In der zweiten Hälfte des XIX. Jh. initiierten und finanzierten die Gutsbesitzer zum Schutz des polnischen Besitzstandes und der Kultur sowie zur Aufrechterhaltung des Status der führenden Elite der polnischen Gesellschaft die Entstehung unterschiedlicher kultureller, wissenschaftlicher, wirtschaftlicher und gesellschaftlicher Institutionen und nahmen leitende Positionen in der nationalen Bewegung ein. U.a. übte ein Teil der Gutsbesitzer im Rahmen ihres Kampfes um „rząd dusz” (d.h. die „Herrschaft über die Seelen“) der polnischen Bauern in der Dorfbevölkerung Bildungstätigkeit aus, bewarben die Anwendung der modernen Methoden des Wirtschaftens, und seit dem Ende der 60er Jahre des XIX. Jh. unterstützten sie die Erschaffung landwirtschaftlicher Kreise, in denen sie oft den Vorsitz übernahmen. Indem die Gutsbesitzer mit den Bauern zusammenarbeiteten, trugen sie nicht nur zur wirtschaftlichen Modernisierung des Dorfes und zur Entwicklung des nationalen Bewusstseins, darunter im gesellschaftlichen Umfeld, bei, sondern realisierten auch in der Praxis die Idee der gesellschaftlichen Solidarität, die zum eigentümlichen großpolnischen Phänomen wurde.

Im Endeffekt erfreuten sich die Gutsbesitzer großer gesellschaftlicher Autorität und engagierten sich gemeinsam mit einem Teil der Intelligenz, der Geistlichkeit und des gebildeten Bauerntums für den Schutz des polnischen Besitzstandes und die Entwicklung der polnischen Kultur unter preußischer Herrschaft.

 

Bourgeoisie

 

In Anbetracht des landwirtschaftlichen Charakters der Provinz und der schwachen Fortschritte in der Industrialisierung und Urbanisierung war die Gruppe der Kapitalbesitzer und selbständiger Unternehmer, die Betriebe mit kapitalistischem Charakter leiteten, die als Bourgeoisie bezeichnet wurde, in Großpolen nicht zahlreich und sehr differenziert, was ihre innere Struktur angeht. Weil in der Provinz Posen die Hauptquelle des Kapitals ein großer Landbesitz war, so überschritten die Gutsbesitzer oft die durch die Tradition festgelegten Rahmen des Wirtschaftens und übernahmen die Rolle der Bourgeoisie, indem sie in die Industrie und das Bankwesen investierten. Allerdings auch dann, als die Einnahmen aus der nichtlandwirtschaftlichen Tätigkeit ihre Gewinne aus der Landwirtschaft überschritten, identifizierten sie sich in gesellschaftlicher Hinsicht immer noch mit dem Gutsbesitzer-Stand.
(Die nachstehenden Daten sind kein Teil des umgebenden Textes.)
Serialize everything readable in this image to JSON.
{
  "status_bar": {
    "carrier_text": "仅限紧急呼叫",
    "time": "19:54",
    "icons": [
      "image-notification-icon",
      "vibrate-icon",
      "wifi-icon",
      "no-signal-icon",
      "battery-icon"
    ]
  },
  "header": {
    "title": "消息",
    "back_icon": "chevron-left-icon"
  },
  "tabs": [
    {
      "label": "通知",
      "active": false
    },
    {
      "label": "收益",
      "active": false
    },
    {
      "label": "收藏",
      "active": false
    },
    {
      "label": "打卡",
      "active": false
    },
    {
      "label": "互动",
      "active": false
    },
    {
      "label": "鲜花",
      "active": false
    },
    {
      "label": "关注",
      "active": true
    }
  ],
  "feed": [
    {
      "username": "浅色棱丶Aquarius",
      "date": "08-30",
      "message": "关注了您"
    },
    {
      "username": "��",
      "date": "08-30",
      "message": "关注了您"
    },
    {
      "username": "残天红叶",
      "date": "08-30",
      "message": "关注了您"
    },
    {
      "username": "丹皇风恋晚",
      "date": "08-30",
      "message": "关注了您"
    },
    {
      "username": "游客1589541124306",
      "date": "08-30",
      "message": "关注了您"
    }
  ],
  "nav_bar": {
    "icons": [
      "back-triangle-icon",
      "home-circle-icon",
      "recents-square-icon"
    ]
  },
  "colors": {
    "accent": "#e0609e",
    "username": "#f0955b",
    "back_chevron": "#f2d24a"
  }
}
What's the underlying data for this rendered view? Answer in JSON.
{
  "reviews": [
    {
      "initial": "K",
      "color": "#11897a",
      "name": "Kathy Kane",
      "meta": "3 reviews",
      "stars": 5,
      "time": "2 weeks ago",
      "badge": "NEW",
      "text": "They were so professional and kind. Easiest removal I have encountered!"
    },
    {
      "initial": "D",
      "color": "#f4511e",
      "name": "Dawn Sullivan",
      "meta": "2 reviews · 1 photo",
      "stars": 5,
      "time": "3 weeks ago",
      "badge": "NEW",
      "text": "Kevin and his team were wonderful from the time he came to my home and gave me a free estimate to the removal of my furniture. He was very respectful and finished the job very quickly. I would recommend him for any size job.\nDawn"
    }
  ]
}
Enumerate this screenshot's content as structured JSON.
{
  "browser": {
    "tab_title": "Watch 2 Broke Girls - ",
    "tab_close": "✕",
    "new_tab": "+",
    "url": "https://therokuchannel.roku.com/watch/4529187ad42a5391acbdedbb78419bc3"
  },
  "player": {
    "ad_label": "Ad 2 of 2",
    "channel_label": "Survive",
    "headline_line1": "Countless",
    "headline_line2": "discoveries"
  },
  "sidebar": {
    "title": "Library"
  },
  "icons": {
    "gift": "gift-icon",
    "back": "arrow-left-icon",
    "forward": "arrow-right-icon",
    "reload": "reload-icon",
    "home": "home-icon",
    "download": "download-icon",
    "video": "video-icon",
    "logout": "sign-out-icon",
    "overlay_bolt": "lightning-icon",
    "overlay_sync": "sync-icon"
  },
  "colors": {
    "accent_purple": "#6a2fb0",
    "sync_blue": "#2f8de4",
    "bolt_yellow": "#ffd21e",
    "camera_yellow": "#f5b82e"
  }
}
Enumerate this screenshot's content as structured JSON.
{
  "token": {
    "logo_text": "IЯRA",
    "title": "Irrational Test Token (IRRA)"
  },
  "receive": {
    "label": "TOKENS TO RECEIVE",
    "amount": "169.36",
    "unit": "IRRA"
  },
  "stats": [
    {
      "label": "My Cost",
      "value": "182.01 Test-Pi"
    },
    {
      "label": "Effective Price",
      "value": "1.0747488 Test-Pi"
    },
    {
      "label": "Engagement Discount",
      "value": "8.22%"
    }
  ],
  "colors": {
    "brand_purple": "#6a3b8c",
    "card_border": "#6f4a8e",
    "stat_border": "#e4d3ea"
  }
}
Neben den Gutsbesitzern dominierten in einer kleinen Großunternehmer-Gruppe die Deutschen und die Juden, die oft nicht aus Großpolen stammten. Allerdings stiegen um die Jahrhundertwende immer öfter die dynamischeren Handwerker und Kaufleute polnischer Nationalität zu der Gruppe der Bourgeoisie auf, die wirtschaftlichen Erfolg genossen und es geschafft haben, ihre Firmen auszubauen.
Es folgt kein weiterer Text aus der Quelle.